De Paris
Leio numa banca da cidade que a cantora francesa Françoise Hardy está ameaçando deixar a França caso o candidato socialista François Holland derrote Sarkozy nas eleições presidenciais de maio. É uma possibilidade que parece cada vez maior com o correr dos dias.
A razão da ameaça é que Holland está anunciando uma taxação de 75% para as pessoas cujos rendimentos ultrapassem 1 milhão de euros por ano. Hardy está distante disso. Tira, segundo ela, cerca de 150 mil euros anualmente.
Mesmo assim, está paranóica.
Vamos colocar da seguinte forma. Pessoas ricas que ameaçam deixar um país por causa do imposto fazem mal ao país. É bom mesmo que saiam. Mas o fato é que quase sempre elas estão blefando. Sociedades desenvolvidas, como as da Escandinávia, são marcadas por um consenso em que os que podem mais pagam mais para que todos vivam da melhor maneira possível.
Em países como a Inglaterra e os Estados Unidos, o que aconteceu nas últimas três décadas foi o inverso. Os milionários foram encontrando fórmulas – legais – de pagar cada vez menos, e daí brotaram abismos de desigualdade. Dias atrás, o ministro da Economia do Reino Unido, George Osborne, conservador, se disse perplexo ao descobrir que os superricos britânicos estavam pagando apenas cerca de 10% de imposto de renda.
Nos Estados Unidos, bilionários como William Buffett pagam proporcionalmente menos imposto de renda que suas secretárias. O próprio Barack Obama – Barack Obush, se preferirem – contribuiu em 2011 com apenas 20% de seus rendimentos de cerca de 1 milhão de reais, vindos parte da presidência, parte dos livros que escreveu.
Uma pataquada, como diria minha filha Camila. Pataquada master.
Eis uma coisa que a Receita Federal brasileira deveria fazer: divulgar a composição do dinheiro que os brasileiros – pessoas físicas e jurídicas – pagam em imposto de renda. Isso no mínimo traria racionalidade ao debate em torno do famoso “Custo Brasil” – os supostamentos pesados encargos que recaem sobre as empresas.

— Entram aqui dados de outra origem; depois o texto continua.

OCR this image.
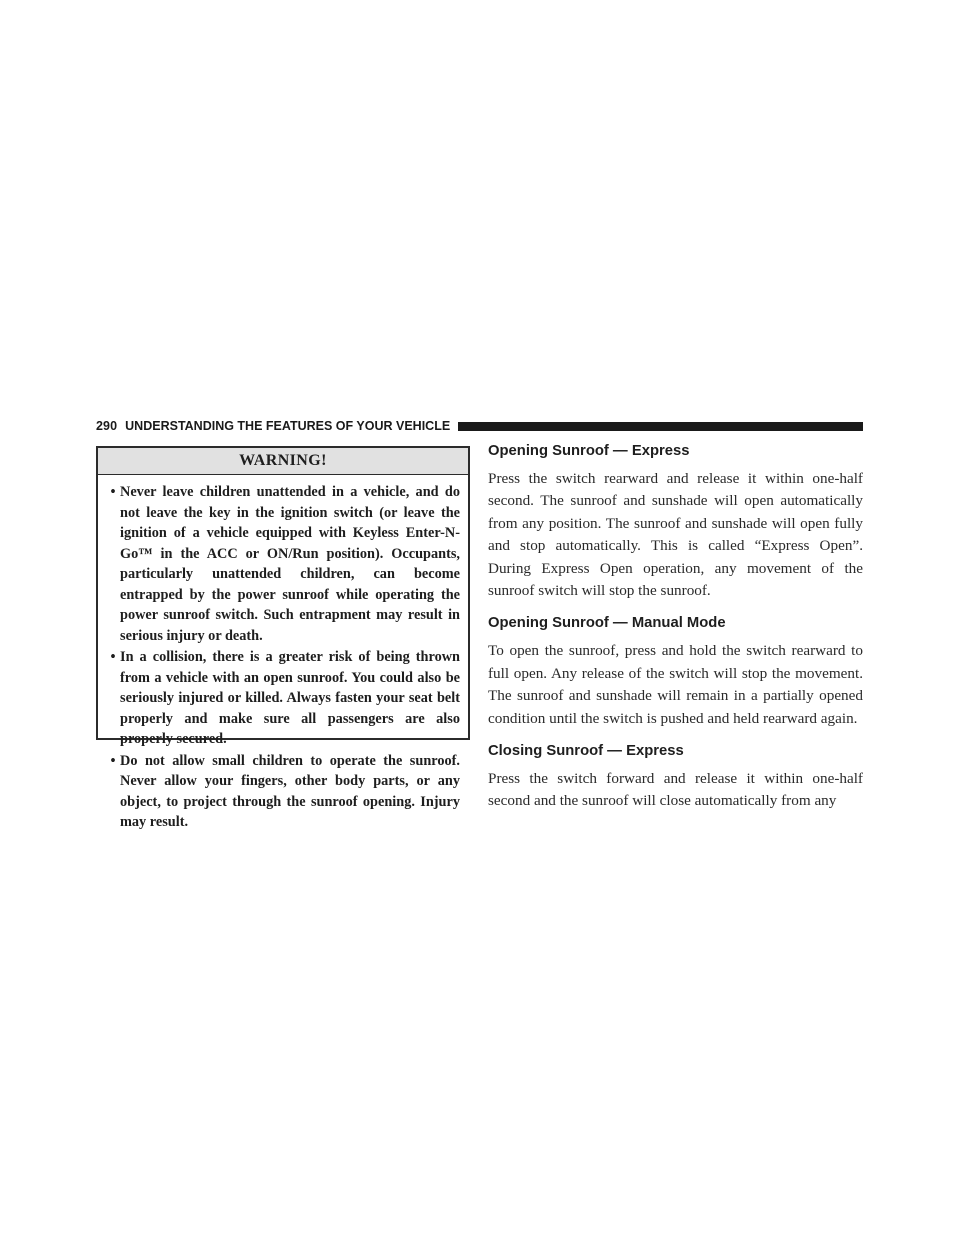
290 UNDERSTANDING THE FEATURES OF YOUR VEHICLE
WARNING!
• Never leave children unattended in a vehicle, and do not leave the key in the ignition switch (or leave the ignition of a vehicle equipped with Keyless Enter-N-Go™ in the ACC or ON/Run position). Occupants, particularly unattended children, can become entrapped by the power sunroof while operating the power sunroof switch. Such entrapment may result in serious injury or death.
• In a collision, there is a greater risk of being thrown from a vehicle with an open sunroof. You could also be seriously injured or killed. Always fasten your seat belt properly and make sure all passengers are also properly secured.
• Do not allow small children to operate the sunroof. Never allow your fingers, other body parts, or any object, to project through the sunroof opening. Injury may result.
Opening Sunroof — Express

Press the switch rearward and release it within one-half second. The sunroof and sunshade will open automatically from any position. The sunroof and sunshade will open fully and stop automatically. This is called “Express Open”. During Express Open operation, any movement of the sunroof switch will stop the sunroof.

Opening Sunroof — Manual Mode

To open the sunroof, press and hold the switch rearward to full open. Any release of the switch will stop the movement. The sunroof and sunshade will remain in a partially opened condition until the switch is pushed and held rearward again.

Closing Sunroof — Express

Press the switch forward and release it within one-half second and the sunroof will close automatically from any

Desconfio, mais que isso, aposto o que tenho no bolso que temos no Brasil uma situação fiscal parecida com a dos Estados Unidos e a da Inglaterra. A elite – salvo em lugares em que o interesse público verdadeiramente impera, como, repito, na Escandinávia – encontrou nas últimas décadas manobras para pagar cada vez menos imposto. Os paraísos fiscais são apenas uma delas. Governos lenientes fecharam os olhos para isso, e o preço é uma crise social fortíssima que dividiu a sociedade entre o 1% feliz e os demais 99% indignados.
Pagar imposto é o preço inescapável que se paga por uma sociedade harmoniosa, em que você possa ir para a rua sem medo de ser assaltado.
Mas o 1% acha que isso – imposto — é coisa para os 99%.